* The Subterranean Press edition of Ann Leckie’s Ancillary Justice has been released; unfortunately it’s already sold out.
* “teaBOT Makes Customized Cups Of Tea With The Touch Of A Button.” This is great. I’m slightly more a tea person than a coffee person, but good coffeeshops dominate good tea shops in the U.S. One of the very, very few things I miss about Tucson is The Scented Leaf, which had everything I was looking for and opened right before I left. Something like teaBOT may make tea shops more competitive and enable smaller tea shops to open.
* Mass Transit Doesn’t Cause Gentrification.
* “Unraveling The Myth Of The Alpha Male.”
* “Roughly 100 Fantastic Pieces of Journalism,” which also helps explain why it’s so hard to make money as a generic writer: you are competing with all of these pieces, all of which are online, for free.
* Two months with Soylent. My guess is that Soylent may replace one meal a day somewhat effectively, especially when made into a more conventional, palatable smoothie. That being said it has too many sugars in it to appeal to me.
* Woman attempts to divorce-rape another woman, although that is not the actual title; one could profitably read this story against Real World Divorce, by Alexa Dankowski, Suzanne Goode, Philip Greenspun, Chaconne Martin-Berkowicz, and Tina Tonnu.
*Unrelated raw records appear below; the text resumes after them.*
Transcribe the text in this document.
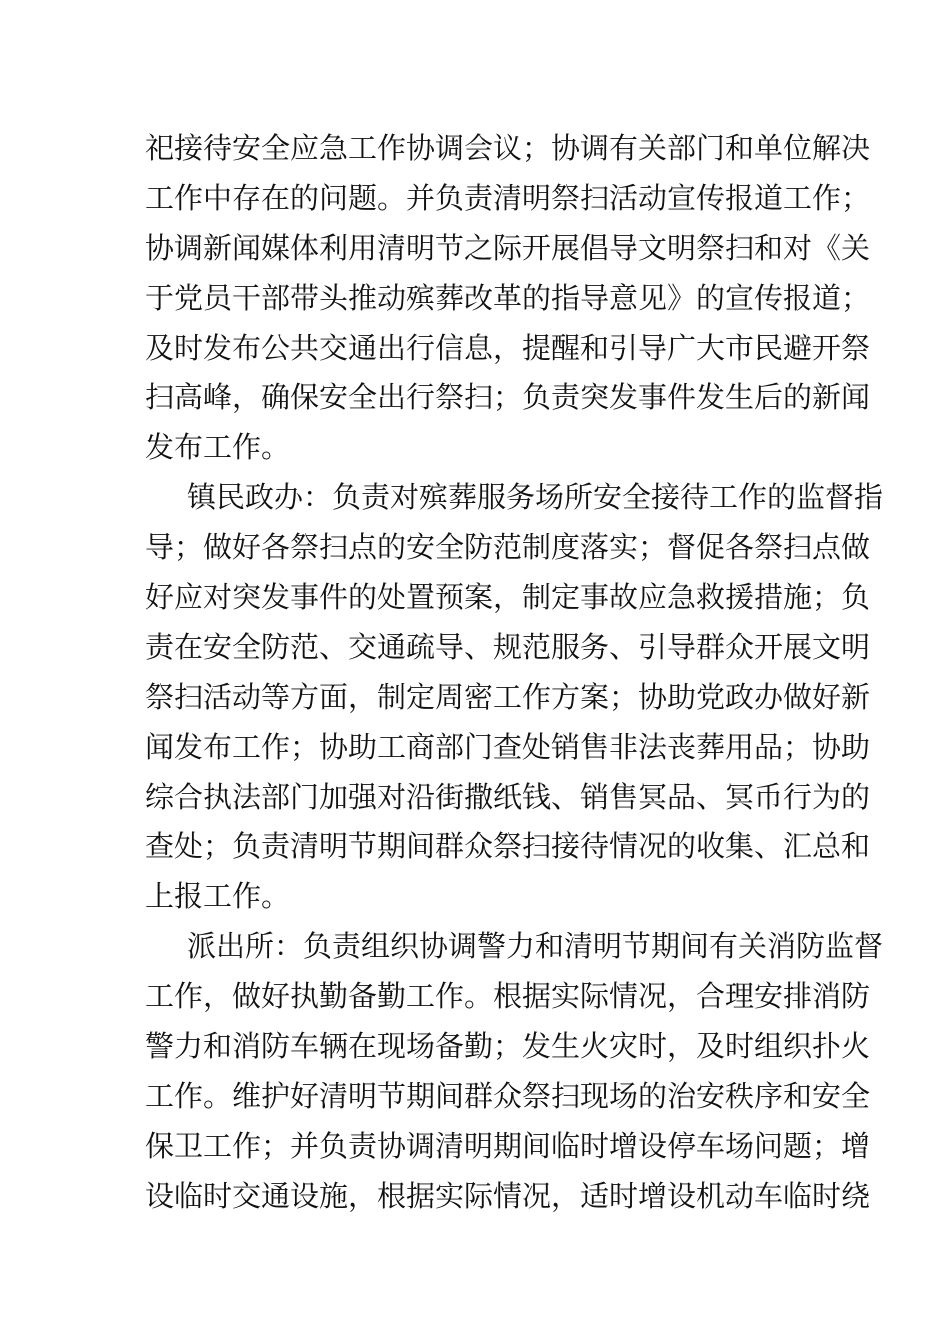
祀接待安全应急工作协调会议；协调有关部门和单位解决
工作中存在的问题。并负责清明祭扫活动宣传报道工作；
协调新闻媒体利用清明节之际开展倡导文明祭扫和对《关
于党员干部带头推动殡葬改革的指导意见》的宣传报道；
及时发布公共交通出行信息，提醒和引导广大市民避开祭
扫高峰，确保安全出行祭扫；负责突发事件发生后的新闻
发布工作。
镇民政办：负责对殡葬服务场所安全接待工作的监督指
导；做好各祭扫点的安全防范制度落实；督促各祭扫点做
好应对突发事件的处置预案，制定事故应急救援措施；负
责在安全防范、交通疏导、规范服务、引导群众开展文明
祭扫活动等方面，制定周密工作方案；协助党政办做好新
闻发布工作；协助工商部门查处销售非法丧葬用品；协助
综合执法部门加强对沿街撒纸钱、销售冥品、冥币行为的
查处；负责清明节期间群众祭扫接待情况的收集、汇总和
上报工作。
派出所：负责组织协调警力和清明节期间有关消防监督
工作，做好执勤备勤工作。根据实际情况，合理安排消防
警力和消防车辆在现场备勤；发生火灾时，及时组织扑火
工作。维护好清明节期间群众祭扫现场的治安秩序和安全
保卫工作；并负责协调清明期间临时增设停车场问题；增
设临时交通设施，根据实际情况，适时增设机动车临时绕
Incidentally, if any literary agents are reading this blog they should contact the authors.
* Rooftop solar is booming. But it may be more vulnerable than you think.
* “We’ve been cheated out of condoms that actually feel good during sex.” Another of these very important yet totally underrated issues.
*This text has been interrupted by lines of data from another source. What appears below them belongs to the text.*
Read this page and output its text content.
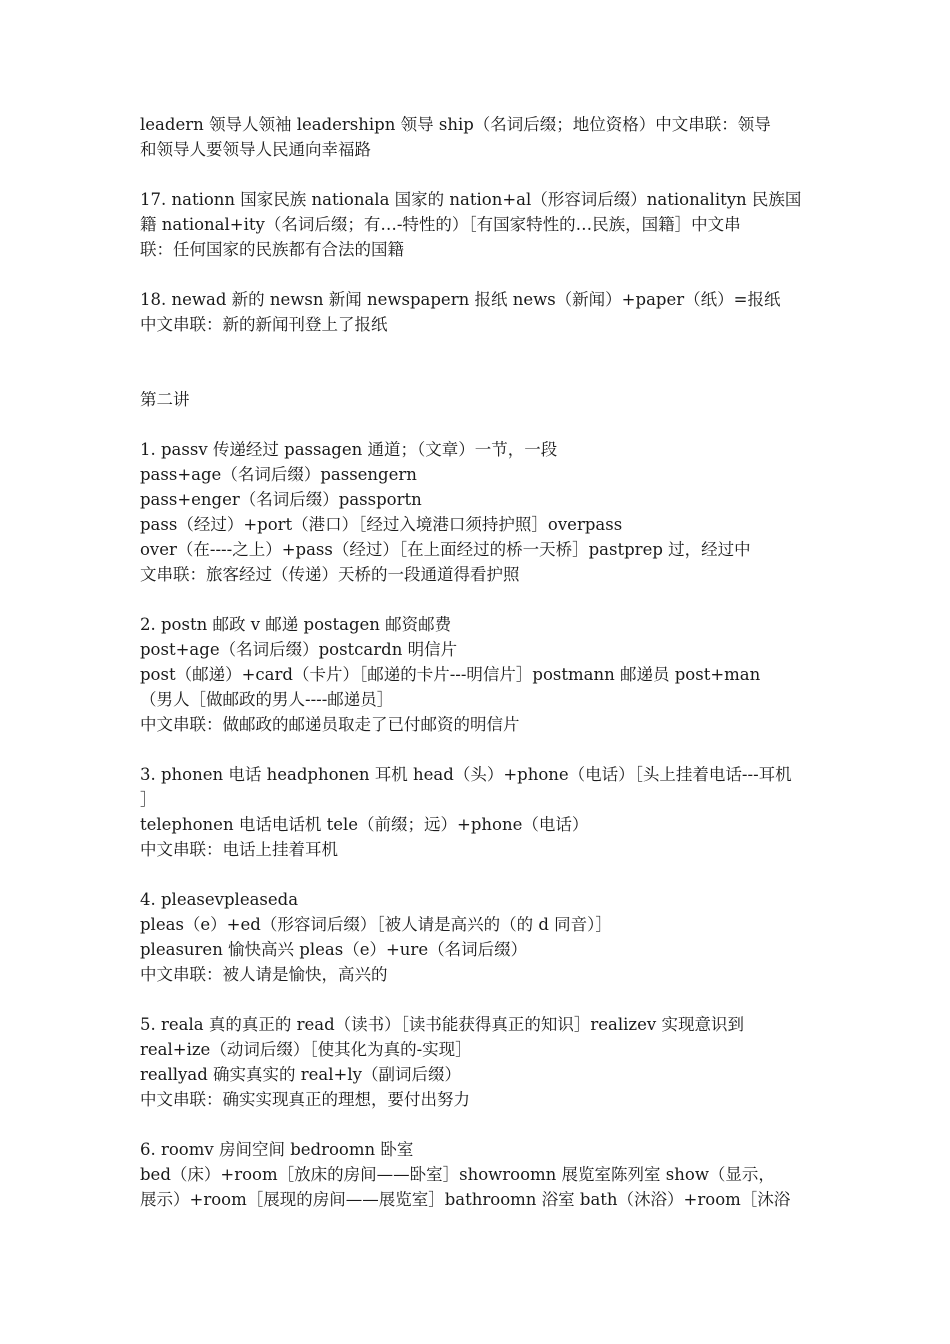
leadern 领导人领袖 leadershipn 领导 ship（名词后缀；地位资格）中文串联：领导
和领导人要领导人民通向幸福路
17. nationn 国家民族 nationala 国家的 nation+al（形容词后缀）nationalityn 民族国
籍 national+ity（名词后缀；有…-特性的）［有国家特性的…民族，国籍］中文串
联：任何国家的民族都有合法的国籍
18. newad 新的 newsn 新闻 newspapern 报纸 news（新闻）+paper（纸）=报纸
中文串联：新的新闻刊登上了报纸
第二讲
1. passv 传递经过 passagen 通道；（文章）一节，一段
pass+age（名词后缀）passengern
pass+enger（名词后缀）passportn
pass（经过）+port（港口）［经过入境港口须持护照］overpass
over（在----之上）+pass（经过）［在上面经过的桥一天桥］pastprep 过，经过中
文串联：旅客经过（传递）天桥的一段通道得看护照
2. postn 邮政 v 邮递 postagen 邮资邮费
post+age（名词后缀）postcardn 明信片
post（邮递）+card（卡片）［邮递的卡片---明信片］postmann 邮递员 post+man
（男人［做邮政的男人----邮递员］
中文串联：做邮政的邮递员取走了已付邮资的明信片
3. phonen 电话 headphonen 耳机 head（头）+phone（电话）［头上挂着电话---耳机
］
telephonen 电话电话机 tele（前缀；远）+phone（电话）
中文串联：电话上挂着耳机
4. pleasevpleaseda
pleas（e）+ed（形容词后缀）［被人请是高兴的（的 d 同音）］
pleasuren 愉快高兴 pleas（e）+ure（名词后缀）
中文串联：被人请是愉快，高兴的
5. reala 真的真正的 read（读书）［读书能获得真正的知识］realizev 实现意识到
real+ize（动词后缀）［使其化为真的-实现］
reallyad 确实真实的 real+ly（副词后缀）
中文串联：确实实现真正的理想，要付出努力
6. roomv 房间空间 bedroomn 卧室
bed（床）+room［放床的房间——卧室］showroomn 展览室陈列室 show（显示，
展示）+room［展现的房间——展览室］bathroomn 浴室 bath（沐浴）+room［沐浴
* “The incredible shrinking megacity: How Los Angeles engineered a housing crisis: Los Angeles used to be the promised land for America’s homeowners. Now it’s tearing at the seams.”
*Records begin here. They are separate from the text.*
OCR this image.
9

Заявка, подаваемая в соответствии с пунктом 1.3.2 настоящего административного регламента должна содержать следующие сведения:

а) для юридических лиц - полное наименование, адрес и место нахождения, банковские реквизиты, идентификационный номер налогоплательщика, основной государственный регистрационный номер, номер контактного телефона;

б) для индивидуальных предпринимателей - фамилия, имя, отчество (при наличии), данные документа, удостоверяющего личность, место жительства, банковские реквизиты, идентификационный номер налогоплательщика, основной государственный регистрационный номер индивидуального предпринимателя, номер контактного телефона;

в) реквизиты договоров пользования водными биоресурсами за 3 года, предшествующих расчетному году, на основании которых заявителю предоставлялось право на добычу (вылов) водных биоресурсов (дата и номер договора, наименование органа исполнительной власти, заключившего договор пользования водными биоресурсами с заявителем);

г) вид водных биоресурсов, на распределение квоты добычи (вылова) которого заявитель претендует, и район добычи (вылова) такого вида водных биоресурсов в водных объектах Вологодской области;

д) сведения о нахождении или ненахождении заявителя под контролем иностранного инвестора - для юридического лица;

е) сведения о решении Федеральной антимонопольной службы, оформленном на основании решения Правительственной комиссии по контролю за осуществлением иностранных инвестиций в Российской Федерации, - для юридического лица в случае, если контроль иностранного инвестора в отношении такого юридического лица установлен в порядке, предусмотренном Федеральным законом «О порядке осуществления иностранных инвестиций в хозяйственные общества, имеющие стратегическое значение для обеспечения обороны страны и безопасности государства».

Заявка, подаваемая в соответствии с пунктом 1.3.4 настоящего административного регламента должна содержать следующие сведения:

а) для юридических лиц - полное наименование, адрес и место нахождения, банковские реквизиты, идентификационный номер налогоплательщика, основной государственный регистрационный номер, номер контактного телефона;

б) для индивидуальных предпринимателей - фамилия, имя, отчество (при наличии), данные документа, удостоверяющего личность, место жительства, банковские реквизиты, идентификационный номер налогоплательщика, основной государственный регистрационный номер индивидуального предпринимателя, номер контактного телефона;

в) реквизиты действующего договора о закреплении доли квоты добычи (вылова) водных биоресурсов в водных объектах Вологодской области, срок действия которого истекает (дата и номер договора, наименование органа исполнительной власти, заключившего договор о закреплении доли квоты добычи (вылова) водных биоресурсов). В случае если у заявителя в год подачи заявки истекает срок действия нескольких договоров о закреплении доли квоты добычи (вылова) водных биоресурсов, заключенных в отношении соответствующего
* “Rising Rents Outpace Wages in Wide Swaths of the U.S.;” national policy focuses on ownership while facts-on-the-ground demand more planning for renting.
* “ Warren Buffett’s Family Secretly Funded a Birth Control Revolution: In the past decade, the Susan Thompson Buffett Foundation has become the most influential supporter of research on IUDs and expanding access to the contraceptive.”